Segundo o artigo Putin abordou Xi na abertura dos Jogos Olímpicos de Inverno ameaçados de boicote pelos Estados Unidos com um tratado envolvendo 15 acordos de cooperação apoiando todas as bandeiras geopolíticas da China, da nacionalidade de Taiwan à iniciativa conjunta com a Organização Mundial de Saúde para traçar a origem do coronavirus para fora daquele país, passando pelo apoio às advertências contra "a intenção da Nato de voltar à guerra fria". Xi não tinha porque recusar assina-lo embora o artigo lembre que os 15 acordos não acrescentavam novidade alguma pois todas essas iniciativas eram, desde sempre, apoiadas pela Russia. Mas o fato de te-lo assinado "de modo nenhum significa que a China soubesse com antecedência ou apoiasse a invasão da Ucrânia".
Um dia antes desse artigo aparecer para o público chinês, o embaixador de Pequim nos Estados Unidos, Qin Gang, publicou outro similar no Washington Post, afirmando que dizer que a China sabia das intenções de Putin "é pura desinformação" e que "a posição da China sobre a Ucrânia é objetiva e imparcial, baseada nas regras da ONU de respeito à integridade territorial e à soberania de todos os países, Ucrânia inclusive, que devem ser estritamente observadas".
Em 5 de abril passado outro artigo assinado por Yu Jianrong, intelectual muito popular nas redes sociais chinesas, afirmava que quanto mais se estender, mais a guerra de Putin será impopular na China. "Agressão é agressão. É moralmente errada e ponto".
Também este vinha na sequência de outro publicado no WeChat chinês, que analisava as condições objetivas de Putin levar a cabo o seu projeto:
"A Russia quer brincar de União Soviética mas não tem mais a força econômica que isso requer. A Ucrânia, agora vizinha da Nato e servida por modernas capacidades militares, é uma versão aumentada do Afeganistão enquanto a Russia é uma versão diminuída da União Soviética. Esta guerra abriu um buraco nas artérias econômicas da Russia cuja economia já vinha abalada desde 2012. As ameaças nucleares de Putin nunca chegaram a ser feitas no tempo da União Soviética. São um sinal de fraqueza".

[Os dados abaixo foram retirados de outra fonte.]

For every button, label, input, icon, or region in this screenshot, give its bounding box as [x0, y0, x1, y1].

"No tempo da Guerra Fria o PIB da União Soviética era de pelo menos 50% do dos Estados Unidos. Hoje, com um PIB de 1,7 trilhão de dólares, a Russia é menor que a economia da província de Guangdong. O orçamento da Federação Russa de 330 bilhões de dólares para 2021 é metade do orçamento de 705 bilhões do Pentágono. Para manter a fidelidade da Bielorussia, com menos de 10 milhões de habitantes, Putin injeta de 10 a 20 bilhões de dólares por ano naquele país. Não tem condições de fazer o mesmo com a Ucrânia e seus 44 milhões de habitantes".
"A Russia não pode vencer essa guerra. Ela custa 8 bilhões de dólares por mês. Os ucranianos destroem todos os dias tanques e aviões de centenas de milhões de dólares com mísseis individuais que custam apenas algumas dezenas de milhares fornecidos pelo resto do mundo e pela Nato. Não existe mais uma União Soviética nem Ocidente contra o Leste, só existe um jogo econômico global complexo. O tempo não é aliado da Russia. Esse é o poder da globalização e a Russia não tem a opção de resistir-lhe".
A única saída da sinuca em que se meteu é, portanto, a que Xi Jinping indicou a Putin naquele telefonema depois de constatar a reação, "fechada" como nunca, dos Estados Unido e da Europa: alguma que lhe salve a face sem parecer uma derrota total, antes que o massacre de ucranianos se torne definitivamente imperdoável.
Esta salvaria o mundo de ver o ex-agente da KGB apertar o botão. Mas dificilmente salvará ele próprio do final melancólico a que se condenou, nem o povo russo do rebaixamento a satélite da economia chinesa, a inversão do quadro "primo rico x primo pobre" dos dois gigantes comunistas de ontem, que vai lhe restar depois dessa sangria desatada.